There are a limited number of instances where vegetative matter is used in Jewish ritual.

The only ones I can think of are dipping bitter herbs in salt water at a Passover Seder.

The Lulav and Esrog at Succoth .

Growing up in an apartment we could not have a Succah, but the Rabbi at the little shul where I went to Hebrew School did put one up in his backyard and if memory serves me right, he hung fruits from the eaves or what passed for a roof, on strings and we were allowed to pull them or cut them down to eat on Simchas Torah. Must have been apples, I guess.

But nobody kissed the Rabbi under the apples in the Succah. Oy, what a thought!

SRM

MacBean's avatar

I’m not sure why, but I really love this sentence: “There are a limited number of instances where vegetative matter is used in Jewish ritual.”

Likeradar's avatar

@srmorgan There’s apples dipped in honey at Rosh Hashannah…

srmorgan's avatar

@macbean
It was difficult to phrase it properly. I was trying to differentiate plants from food, if you get my drift.
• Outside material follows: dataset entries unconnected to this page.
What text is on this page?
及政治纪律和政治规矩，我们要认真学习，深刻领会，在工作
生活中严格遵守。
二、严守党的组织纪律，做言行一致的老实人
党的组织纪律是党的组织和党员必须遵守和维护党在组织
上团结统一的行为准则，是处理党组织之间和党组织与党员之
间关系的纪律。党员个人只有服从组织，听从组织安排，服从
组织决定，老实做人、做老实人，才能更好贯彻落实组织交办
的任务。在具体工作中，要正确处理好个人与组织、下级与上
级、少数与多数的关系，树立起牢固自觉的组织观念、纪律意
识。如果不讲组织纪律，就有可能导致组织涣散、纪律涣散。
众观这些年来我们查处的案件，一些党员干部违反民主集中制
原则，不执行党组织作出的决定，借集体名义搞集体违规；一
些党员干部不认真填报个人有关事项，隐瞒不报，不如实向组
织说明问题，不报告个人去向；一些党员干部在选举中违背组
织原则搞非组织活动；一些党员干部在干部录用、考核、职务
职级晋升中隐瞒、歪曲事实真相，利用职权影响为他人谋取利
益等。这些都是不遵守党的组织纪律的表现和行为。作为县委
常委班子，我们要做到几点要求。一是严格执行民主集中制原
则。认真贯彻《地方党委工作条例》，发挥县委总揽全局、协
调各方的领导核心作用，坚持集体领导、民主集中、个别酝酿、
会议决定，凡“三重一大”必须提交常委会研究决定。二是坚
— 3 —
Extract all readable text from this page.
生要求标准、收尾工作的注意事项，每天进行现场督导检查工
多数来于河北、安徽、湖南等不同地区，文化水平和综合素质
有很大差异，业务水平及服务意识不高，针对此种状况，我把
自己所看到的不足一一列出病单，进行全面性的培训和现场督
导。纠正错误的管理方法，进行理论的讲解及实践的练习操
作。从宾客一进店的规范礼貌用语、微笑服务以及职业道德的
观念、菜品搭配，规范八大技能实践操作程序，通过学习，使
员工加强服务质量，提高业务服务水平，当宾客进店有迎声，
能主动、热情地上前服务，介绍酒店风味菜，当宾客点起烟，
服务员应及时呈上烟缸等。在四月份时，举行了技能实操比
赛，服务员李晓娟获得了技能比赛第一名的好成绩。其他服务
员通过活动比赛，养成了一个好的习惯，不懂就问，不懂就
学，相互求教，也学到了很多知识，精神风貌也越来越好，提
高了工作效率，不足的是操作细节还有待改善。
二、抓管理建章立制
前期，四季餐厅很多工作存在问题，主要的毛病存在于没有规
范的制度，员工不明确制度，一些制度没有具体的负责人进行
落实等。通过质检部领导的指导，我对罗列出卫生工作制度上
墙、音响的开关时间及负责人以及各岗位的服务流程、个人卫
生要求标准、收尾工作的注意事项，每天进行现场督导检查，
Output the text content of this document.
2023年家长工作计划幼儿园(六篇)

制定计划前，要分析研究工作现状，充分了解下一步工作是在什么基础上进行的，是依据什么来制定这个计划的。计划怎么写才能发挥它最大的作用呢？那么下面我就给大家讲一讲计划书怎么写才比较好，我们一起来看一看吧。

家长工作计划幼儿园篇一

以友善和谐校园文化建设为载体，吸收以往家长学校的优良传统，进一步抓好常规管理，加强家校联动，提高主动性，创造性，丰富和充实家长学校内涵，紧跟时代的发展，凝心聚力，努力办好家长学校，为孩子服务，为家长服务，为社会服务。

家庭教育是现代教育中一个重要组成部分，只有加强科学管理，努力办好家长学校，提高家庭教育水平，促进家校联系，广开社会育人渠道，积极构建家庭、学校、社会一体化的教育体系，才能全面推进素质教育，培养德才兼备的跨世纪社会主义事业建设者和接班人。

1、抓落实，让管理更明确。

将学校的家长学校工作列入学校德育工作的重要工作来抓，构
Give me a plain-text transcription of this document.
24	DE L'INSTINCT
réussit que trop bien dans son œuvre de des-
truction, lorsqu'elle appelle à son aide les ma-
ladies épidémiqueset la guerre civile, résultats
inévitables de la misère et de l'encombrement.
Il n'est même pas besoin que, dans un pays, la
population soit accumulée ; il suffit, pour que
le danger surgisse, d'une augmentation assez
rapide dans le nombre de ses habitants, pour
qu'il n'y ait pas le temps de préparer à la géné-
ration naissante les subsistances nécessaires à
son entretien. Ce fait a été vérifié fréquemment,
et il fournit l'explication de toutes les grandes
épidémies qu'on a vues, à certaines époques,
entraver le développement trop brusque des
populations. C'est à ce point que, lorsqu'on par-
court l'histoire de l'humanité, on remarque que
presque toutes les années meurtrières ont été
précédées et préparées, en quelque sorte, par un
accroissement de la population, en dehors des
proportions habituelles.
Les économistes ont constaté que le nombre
So much of Jewish celebration is tied into meals.
There is the old joke about Jewish holidays:

They tried to kill us,

They didn’t

Let’s eat.

@likeradar – I remember apples being distributed at the synagogue at Simchas Torah.
Apples and honey – associated with both holidays, Apples are in season in the fall, no?”

But we do use apples in charoseth, no at Pesach?

SRM

Likeradar's avatar

@srmorgan I was somehow convinced I made “They tried to kill us, they didn’t, let’s eat” up… apparently not. Or maybe I did, and it caught on really quickly. :)

Yup, apples are in charoseth. Yummmm….

skfinkel's avatar

No. As far as I know, the religion has no mistletoe or anything like it. There are, however, lots of decorations on a canopy when you get married. And then, a kiss as well.

eponymoushipster's avatar

i enjoy the term ”apples dipped in honey”.

Darwin's avatar

Well, if you are feeling somewhat secular, and don’t mind spinning the dreidel under the mistletoe, then there is always chrismukkah

“Deck the halls
with lots of tchotchkes,
Fa la la la la la la la la la.
Tis the season to eat latkes,
Fa la la la la la la la L’Chaim!”

answerjill's avatar

I hear that some Sephardic Jews (from Spain, Middle, Turkey, Greece, etc.) hit each other with leeks at the Passover seder. Anyone have any experience of this?

eponymoushipster's avatar

@answerjill i don’t, but my friend R. Kelly does.

Darwin's avatar

@answerjill I don’t know about that, but I know that when I serve my son leeks he would like to hit me with them, no matter what time of year it is.